Citations 392 U.S. 83 (more)
88 S. Ct. 1942; 20 L. Ed. 2d 947; 1968 U.S. LEXIS 1347
Prior history Dismissed for lack of standing, 267 F. Supp. 351 (1967); probable jurisdiction noted, 389 U.S. 895 (1967)
Holding
Taxpayers have standing to sue to prevent the disbursement of federal funds in contravention of the specific constitutional prohibition against government support of religion.
Court membership
Case opinions
Majority Warren, joined by Black, Douglas, Stewart, Brennan, White, Marshall
Concurrence Douglas
Concurrence Stewart
Concurrence Fortas
Dissent Harlan
Laws applied
U.S. Const. Art. I, Sec. 8, Art. III

Flast v. Cohen, 392 U.S. 83 (1968), was a United States Supreme Court case holding that a taxpayer has standing to sue the government to prevent an unconstitutional use of taxpayer funds.

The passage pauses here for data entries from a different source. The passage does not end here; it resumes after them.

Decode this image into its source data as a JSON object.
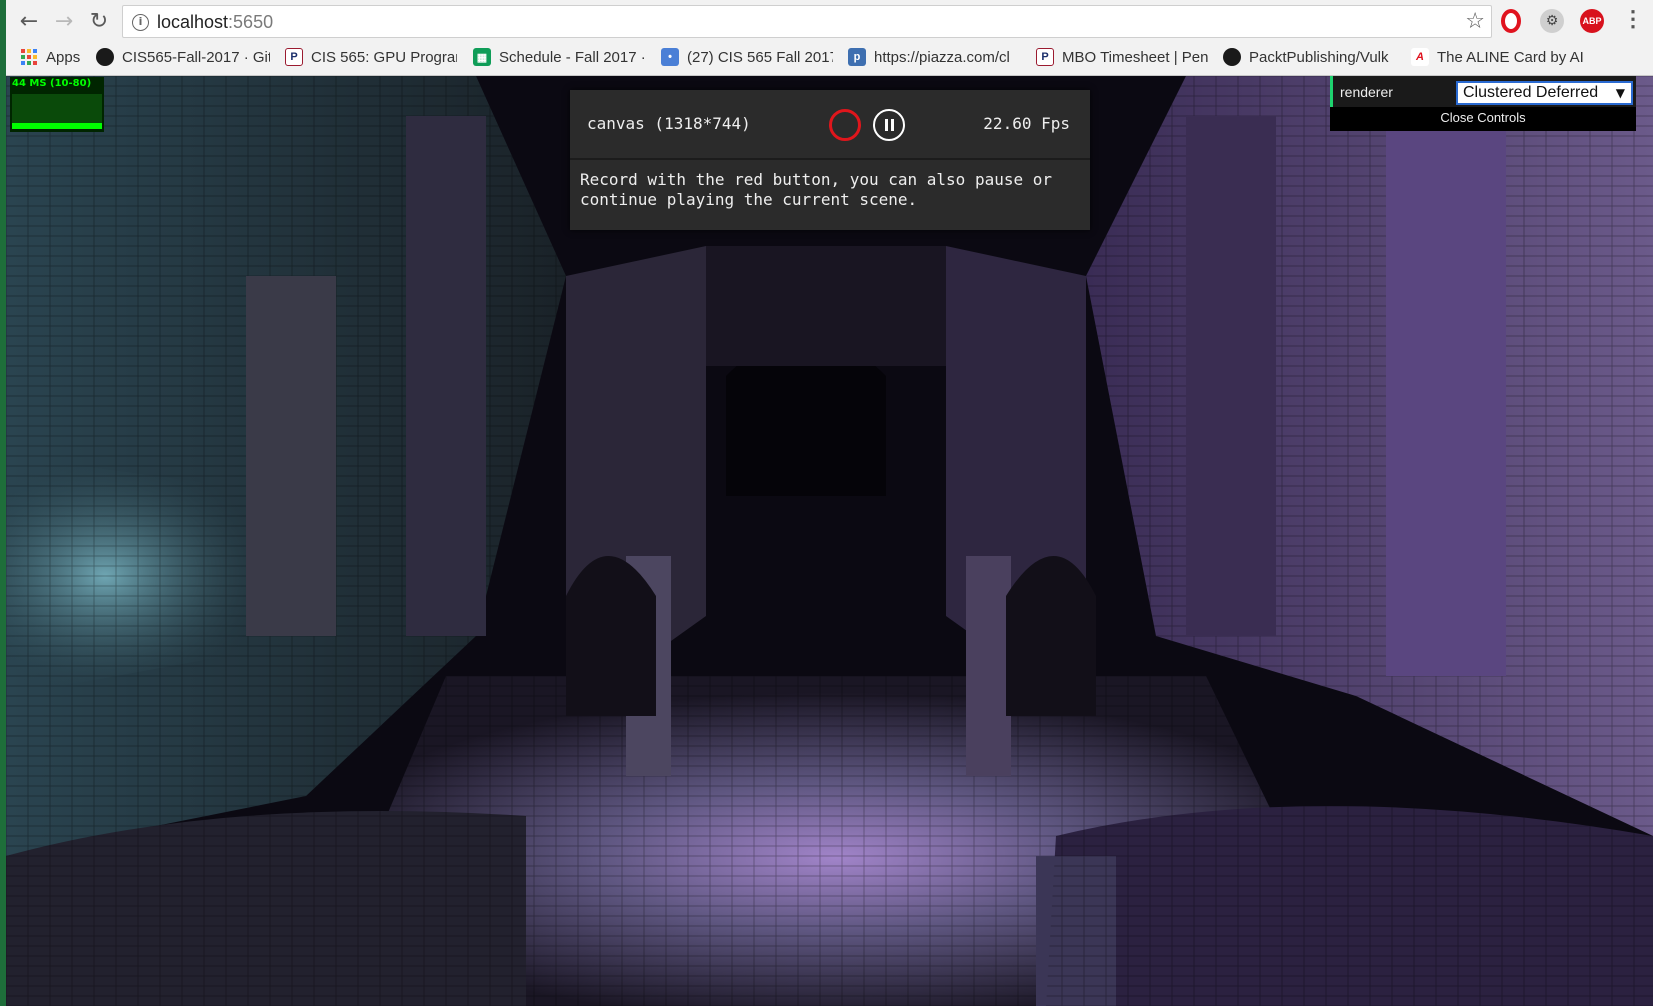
{
  "browser": {
    "url_host": "localhost",
    "url_port": ":5650",
    "bookmarks": [
      {
        "icon": "apps-icon",
        "label": "Apps"
      },
      {
        "icon": "github-icon",
        "label": "CIS565-Fall-2017 · Git"
      },
      {
        "icon": "penn-shield-icon",
        "label": "CIS 565: GPU Program"
      },
      {
        "icon": "sheets-icon",
        "label": "Schedule - Fall 2017 ·"
      },
      {
        "icon": "chat-icon",
        "label": "(27) CIS 565 Fall 2017"
      },
      {
        "icon": "piazza-icon",
        "label": "https://piazza.com/cl"
      },
      {
        "icon": "penn-shield-icon",
        "label": "MBO Timesheet | Pen"
      },
      {
        "icon": "github-icon",
        "label": "PacktPublishing/Vulk"
      },
      {
        "icon": "aline-icon",
        "label": "The ALINE Card by AI"
      }
    ],
    "extensions": {
      "abp_label": "ABP"
    }
  },
  "stats": {
    "label": "44 MS (10-80)"
  },
  "capture": {
    "canvas_label": "canvas (1318*744)",
    "fps": "22.60 Fps",
    "help": "Record with the red button, you can also pause or\ncontinue playing the current scene."
  },
  "gui": {
    "renderer_label": "renderer",
    "renderer_value": "Clustered Deferred",
    "close_label": "Close Controls"
  },
  "colors": {
    "accent_green": "#1ed36f",
    "record_red": "#e0161c",
    "select_border": "#2a6ad1"
  }
}
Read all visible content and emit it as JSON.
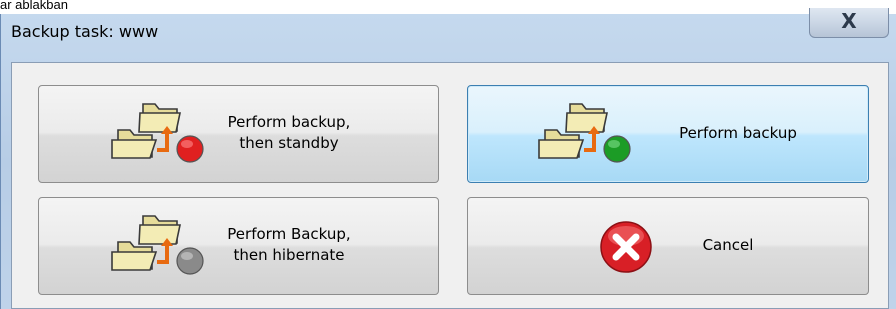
{
  "background_text": "ar ablakban",
  "window": {
    "title": "Backup task: www",
    "close_label": "X"
  },
  "buttons": {
    "backup_standby": {
      "line1": "Perform backup,",
      "line2": "then standby",
      "status_icon": "red-status-dot"
    },
    "backup": {
      "label": "Perform backup",
      "status_icon": "green-status-dot"
    },
    "backup_hibernate": {
      "line1": "Perform Backup,",
      "line2": "then hibernate",
      "status_icon": "gray-status-dot"
    },
    "cancel": {
      "label": "Cancel",
      "icon": "error-x-icon"
    }
  },
  "colors": {
    "titlebar": "#c5d9ee",
    "focus_border": "#3c7fb1",
    "red_dot": "#e02020",
    "green_dot": "#1c9c26",
    "gray_dot": "#8a8a8a",
    "cancel_red": "#d81f26"
  }
}
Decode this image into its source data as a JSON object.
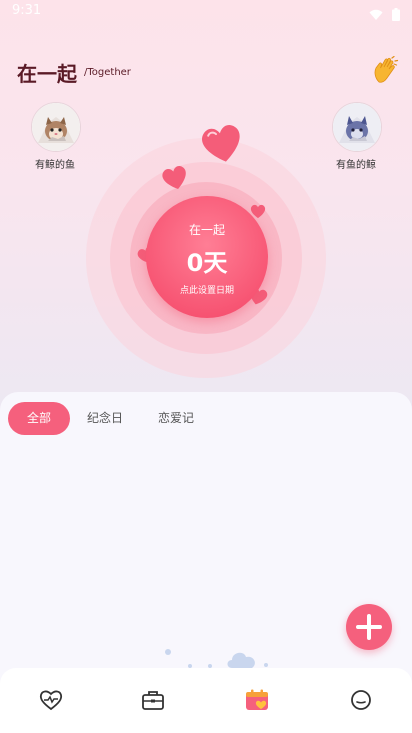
{
  "status": {
    "time": "9:31"
  },
  "header": {
    "title": "在一起",
    "subtitle": "/Together"
  },
  "users": [
    {
      "name": "有鲸的鱼"
    },
    {
      "name": "有鱼的鲸"
    }
  ],
  "counter": {
    "label": "在一起",
    "days": "0天",
    "hint": "点此设置日期"
  },
  "tabs": [
    {
      "label": "全部",
      "active": true
    },
    {
      "label": "纪念日",
      "active": false
    },
    {
      "label": "恋爱记",
      "active": false
    }
  ],
  "colors": {
    "accent": "#f5607d",
    "title": "#5a1a26"
  },
  "nav": [
    {
      "icon": "heart-pulse-icon"
    },
    {
      "icon": "briefcase-icon"
    },
    {
      "icon": "calendar-heart-icon",
      "active": true
    },
    {
      "icon": "smile-icon"
    }
  ]
}
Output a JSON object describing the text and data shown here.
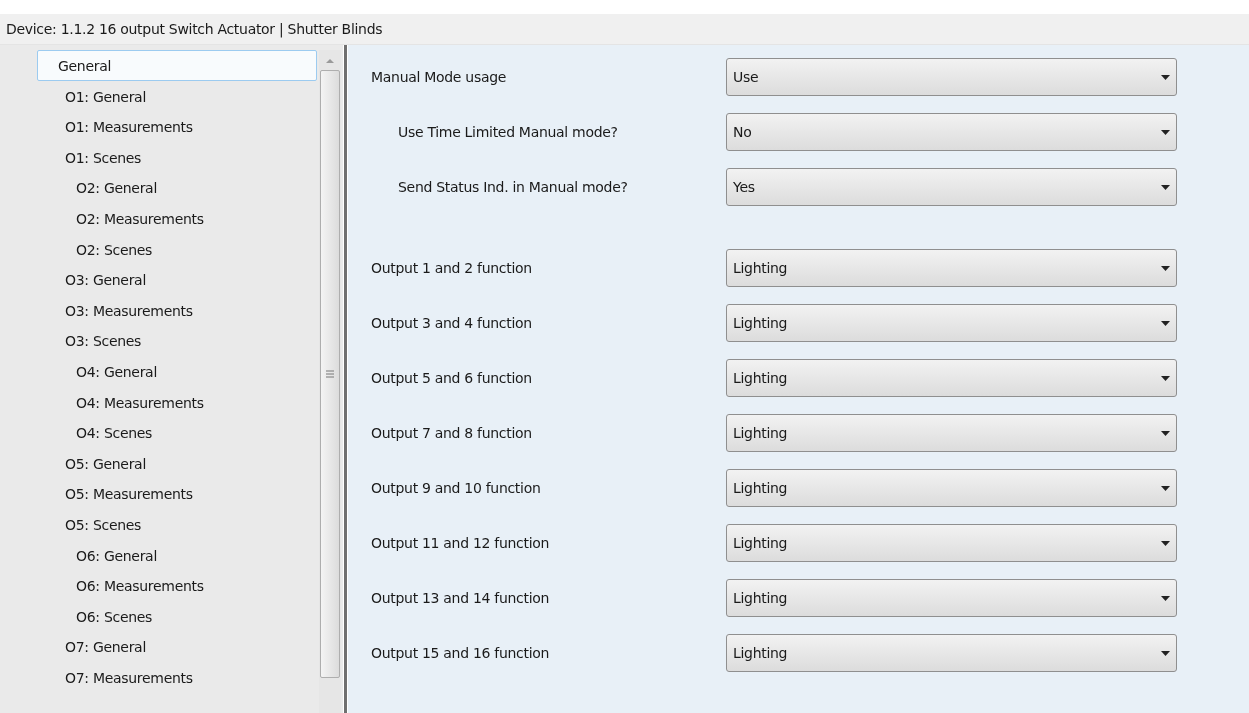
{
  "header": {
    "title": "Device: 1.1.2  16 output Switch Actuator | Shutter Blinds"
  },
  "tree": [
    {
      "label": "General",
      "selected": true,
      "children": [
        {
          "label": "O1: General",
          "selected": false
        },
        {
          "label": "O1: Measurements",
          "selected": false
        },
        {
          "label": "O1: Scenes",
          "selected": false,
          "children": [
            {
              "label": "O2: General",
              "selected": false
            },
            {
              "label": "O2: Measurements",
              "selected": false
            },
            {
              "label": "O2: Scenes",
              "selected": false
            }
          ]
        },
        {
          "label": "O3: General",
          "selected": false
        },
        {
          "label": "O3: Measurements",
          "selected": false
        },
        {
          "label": "O3: Scenes",
          "selected": false,
          "children": [
            {
              "label": "O4: General",
              "selected": false
            },
            {
              "label": "O4: Measurements",
              "selected": false
            },
            {
              "label": "O4: Scenes",
              "selected": false
            }
          ]
        },
        {
          "label": "O5: General",
          "selected": false
        },
        {
          "label": "O5: Measurements",
          "selected": false
        },
        {
          "label": "O5: Scenes",
          "selected": false,
          "children": [
            {
              "label": "O6: General",
              "selected": false
            },
            {
              "label": "O6: Measurements",
              "selected": false
            },
            {
              "label": "O6: Scenes",
              "selected": false
            }
          ]
        },
        {
          "label": "O7: General",
          "selected": false
        },
        {
          "label": "O7: Measurements",
          "selected": false
        }
      ]
    }
  ],
  "groups": [
    [
      {
        "label": "Manual Mode usage",
        "value": "Use",
        "children": [
          {
            "label": "Use Time Limited Manual mode?",
            "value": "No"
          },
          {
            "label": "Send Status Ind. in Manual mode?",
            "value": "Yes"
          }
        ]
      }
    ],
    [
      {
        "label": "Output 1 and 2 function",
        "value": "Lighting"
      },
      {
        "label": "Output 3 and 4 function",
        "value": "Lighting"
      },
      {
        "label": "Output 5 and 6 function",
        "value": "Lighting"
      },
      {
        "label": "Output 7 and 8 function",
        "value": "Lighting"
      },
      {
        "label": "Output 9 and 10 function",
        "value": "Lighting"
      },
      {
        "label": "Output 11 and 12 function",
        "value": "Lighting"
      },
      {
        "label": "Output 13 and 14 function",
        "value": "Lighting"
      },
      {
        "label": "Output 15 and 16 function",
        "value": "Lighting"
      }
    ]
  ]
}
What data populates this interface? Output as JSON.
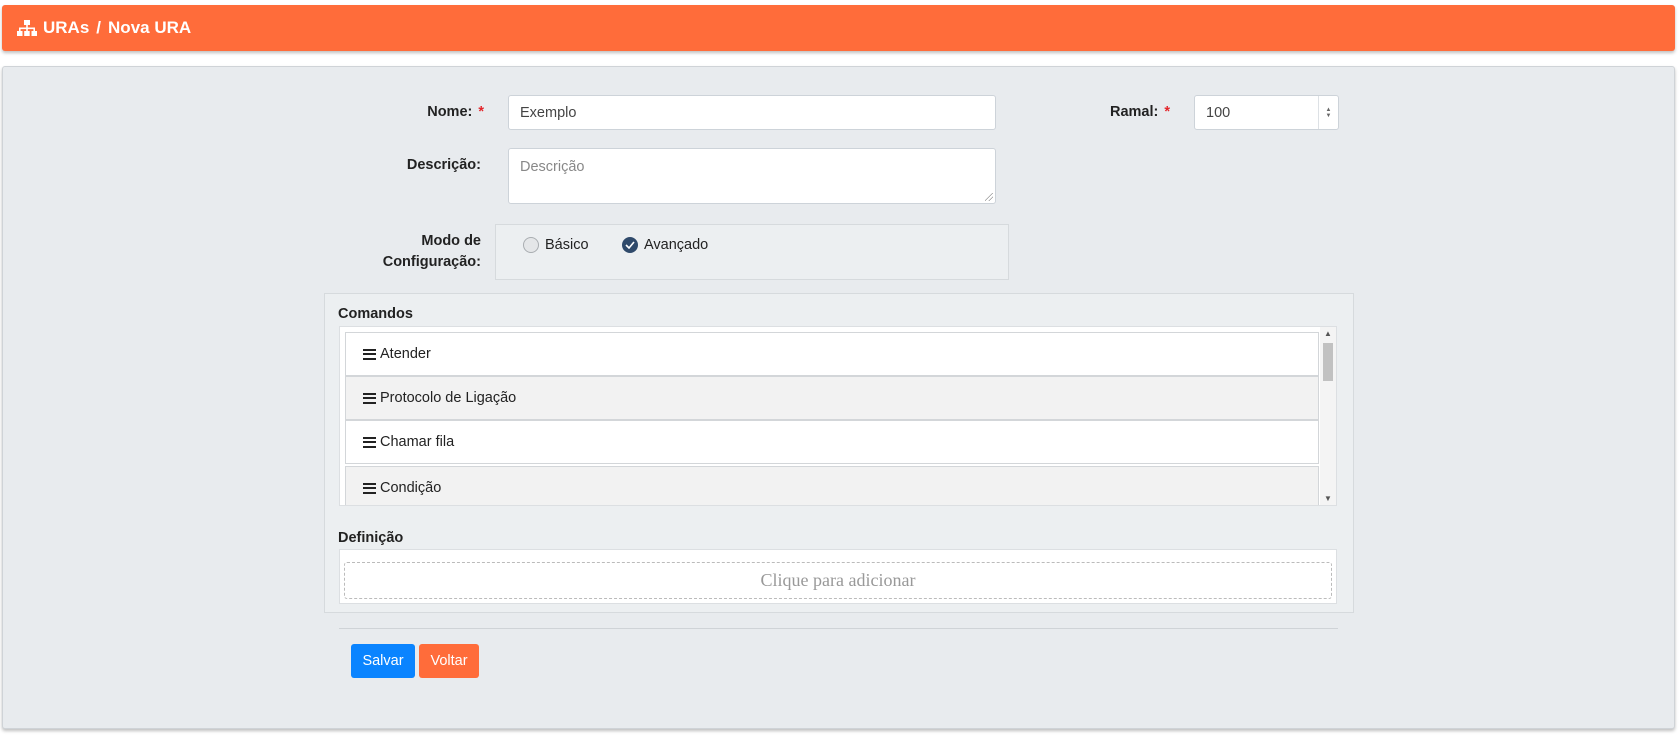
{
  "breadcrumb": {
    "root": "URAs",
    "separator": "/",
    "current": "Nova URA"
  },
  "form": {
    "nome": {
      "label": "Nome:",
      "required_mark": "*",
      "value": "Exemplo"
    },
    "ramal": {
      "label": "Ramal:",
      "required_mark": "*",
      "value": "100"
    },
    "descricao": {
      "label": "Descrição:",
      "placeholder": "Descrição"
    },
    "modo": {
      "label_line1": "Modo de",
      "label_line2": "Configuração:",
      "options": [
        {
          "label": "Básico",
          "selected": false
        },
        {
          "label": "Avançado",
          "selected": true
        }
      ]
    }
  },
  "comandos": {
    "title": "Comandos",
    "items": [
      "Atender",
      "Protocolo de Ligação",
      "Chamar fila",
      "Condição"
    ]
  },
  "definicao": {
    "title": "Definição",
    "placeholder": "Clique para adicionar"
  },
  "actions": {
    "save_label": "Salvar",
    "back_label": "Voltar"
  },
  "colors": {
    "header": "#ff6c3a",
    "save": "#0a84ff",
    "back": "#ff6c3a",
    "radio_selected": "#2f4a6b"
  },
  "icons": {
    "breadcrumb": "sitemap-icon",
    "list_item": "bars-icon"
  }
}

The Supreme Court decided in Frothingham v. Mellon (1923), that a taxpayer did not have standing to sue the federal government to prevent expenditures if her only injury is an anticipated increase in taxes. Frothingham v. Mellon did not recognize a constitutional barrier against federal taxpayer lawsuits. Rather, it denied standing because the petitioner did not allege "a breach by Congress of the specific constitutional limitations imposed upon an exercise of the taxing and spending power." Because the purpose of standing is to avoid burdening the court with situations in which there is no real controversy, standing is used to ensure that the parties in the suit are properly adversarial, "not whether the issue itself is justiciable."

In 1968, Florance Flast joined several others in filing a lawsuit against Wilbur Cohen, the Secretary of Health, Education, and Welfare, contending that spending funds on religious schools violated the First Amendment's ban on the establishment of religion. The district court denied standing, and the Supreme Court heard the appeal.